旭川発「地図」の未来―地域とつながる新しい学び
「道草マップ」と「アイヌ地図」が映し出すのは、単なる地理情報にとどまらない、人と地域の深いつながりや、多様な歴史へのまなざしです。地図作品づくりが、若い世代に地域を見つめ直すきっかけとなり、旭川のみならず全国各地で同様の取り組みが今後ますます広がっていくでしょう。
展覧会会場では来場者のコメントや、生徒自身がガイドを務める企画も開催されており、「知れば知るほど、地域の面白さや大切さが見えてくる!」と多くの声が聞かれます。
これからも旭川西高校生のような若い力が、地域の魅力や課題を発信し続けていくことで、地元旭川はさらに“学びと出会いのまち”として輝きを増していくことでしょう。

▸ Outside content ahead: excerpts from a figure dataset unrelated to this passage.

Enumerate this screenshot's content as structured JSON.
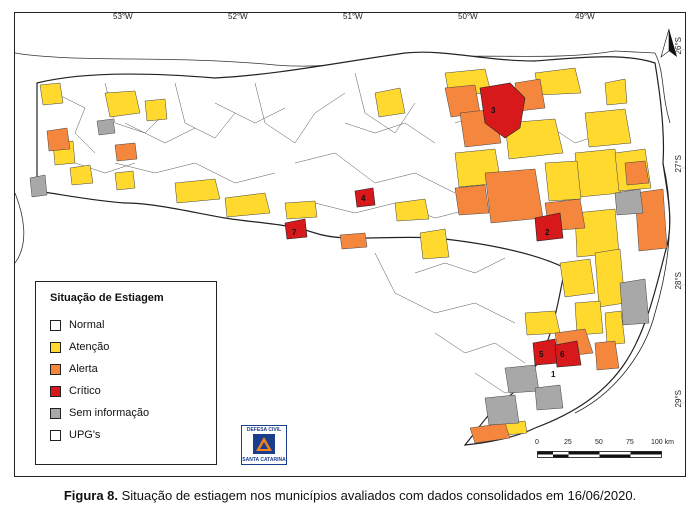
{
  "axes": {
    "longitudes": [
      "53°W",
      "52°W",
      "51°W",
      "50°W",
      "49°W"
    ],
    "latitudes": [
      "26°S",
      "27°S",
      "28°S",
      "29°S"
    ]
  },
  "legend": {
    "title": "Situação de Estiagem",
    "items": [
      {
        "label": "Normal",
        "color": "#ffffff"
      },
      {
        "label": "Atenção",
        "color": "#ffd92e"
      },
      {
        "label": "Alerta",
        "color": "#f5863e"
      },
      {
        "label": "Crítico",
        "color": "#d7191c"
      },
      {
        "label": "Sem informação",
        "color": "#a8a8a8"
      },
      {
        "label": "UPG's",
        "color": "#ffffff"
      }
    ]
  },
  "map_labels": [
    "1",
    "2",
    "3",
    "4",
    "5",
    "6",
    "7"
  ],
  "scale": {
    "ticks": [
      "0",
      "25",
      "50",
      "75",
      "100 km"
    ]
  },
  "logo": {
    "line1": "DEFESA CIVIL",
    "line2": "SANTA CATARINA"
  },
  "caption": {
    "label": "Figura 8.",
    "text": " Situação de estiagem nos municípios avaliados com dados consolidados em 16/06/2020."
  }
}
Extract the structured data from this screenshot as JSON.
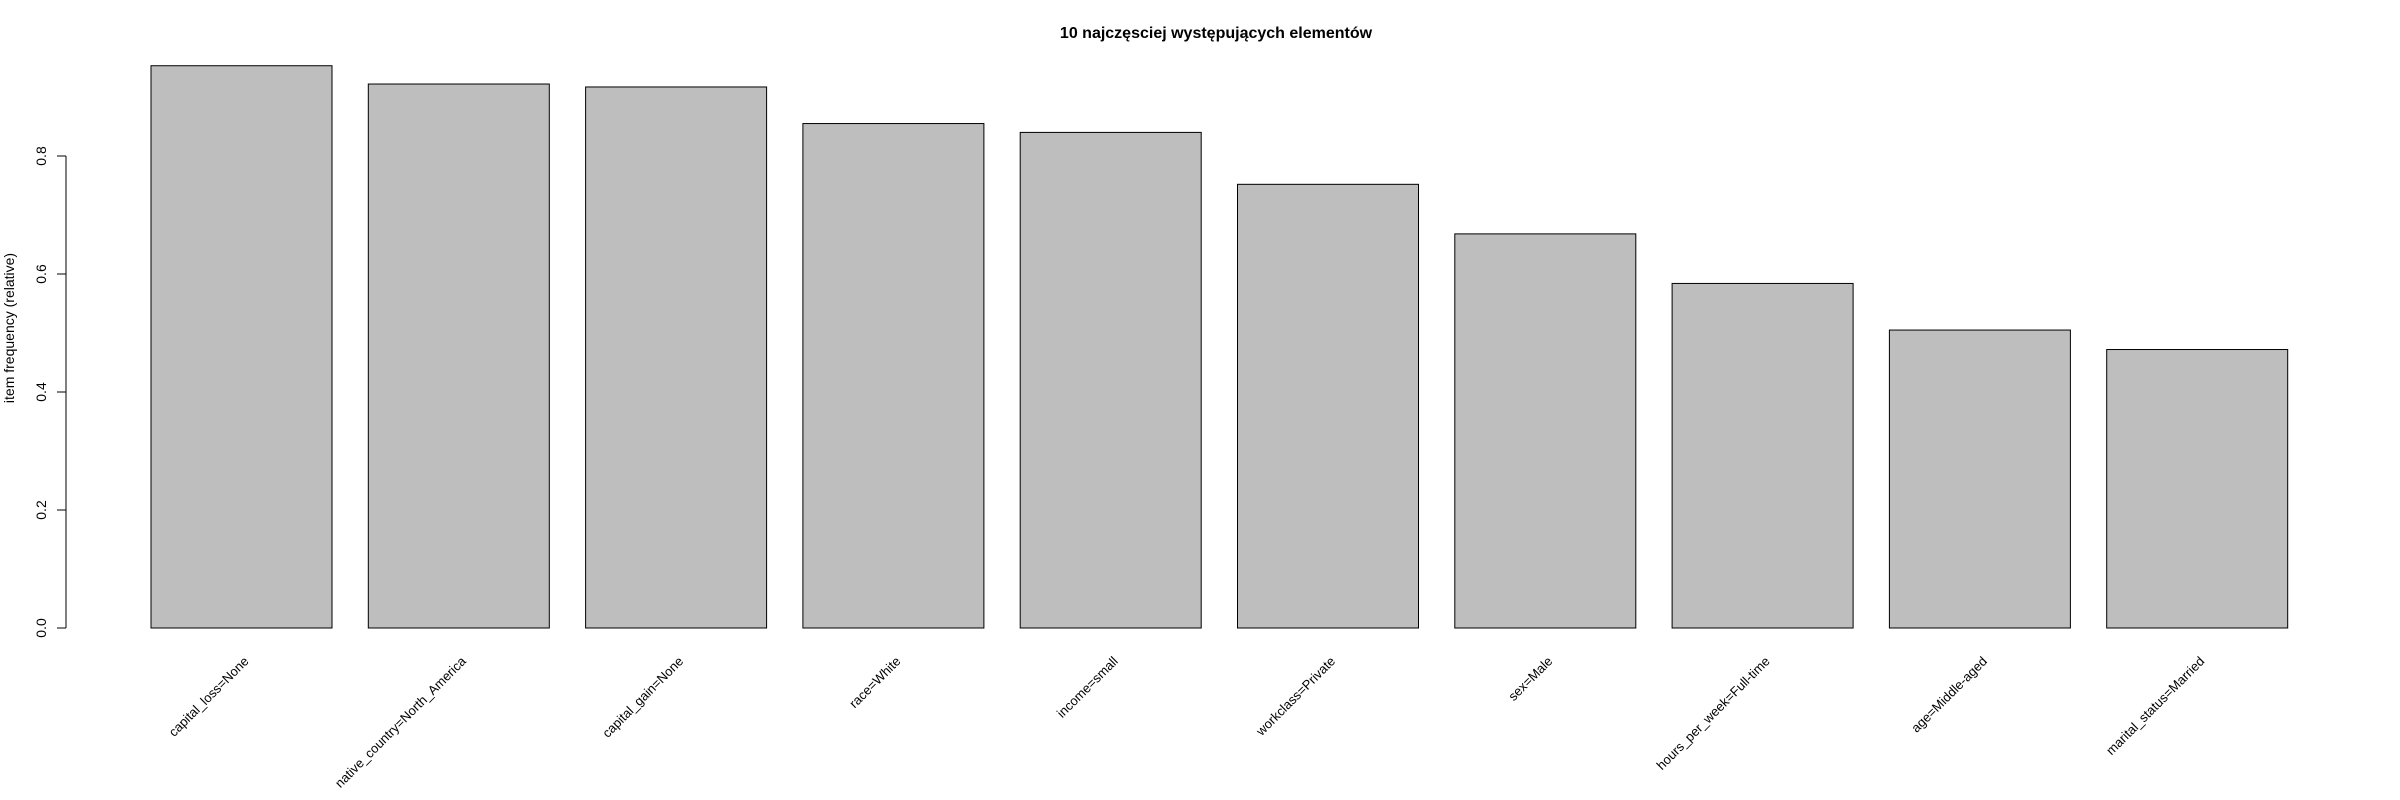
{
  "chart_data": {
    "type": "bar",
    "title": "10 najczęsciej występujących elementów",
    "xlabel": "",
    "ylabel": "item frequency (relative)",
    "categories": [
      "capital_loss=None",
      "native_country=North_America",
      "capital_gain=None",
      "race=White",
      "income=small",
      "workclass=Private",
      "sex=Male",
      "hours_per_week=Full-time",
      "age=Middle-aged",
      "marital_status=Married"
    ],
    "values": [
      0.953,
      0.922,
      0.917,
      0.855,
      0.84,
      0.752,
      0.668,
      0.584,
      0.505,
      0.472
    ],
    "ylim": [
      0,
      0.96
    ],
    "yticks": [
      "0.0",
      "0.2",
      "0.4",
      "0.6",
      "0.8"
    ],
    "bar_color": "#bebebe",
    "grid": false,
    "legend": false
  }
}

【おまけ】関連情報:11月18日函館市では雪に注意!
道内の天気にも注目が集まっています。11月18日の函館市では朝から雪による路面の凍結が予想されており、通勤・通学時は足元にご注意ください。昼頃からは雲が広がる見込みです。冬本番を迎え、北海道各地で防寒・防災の備えも重要になってきます。
旭川の地図作品展の感動とともに、冬の北海道の自然の厳しさ・美しさも、この時期ならではの大切なニュースです。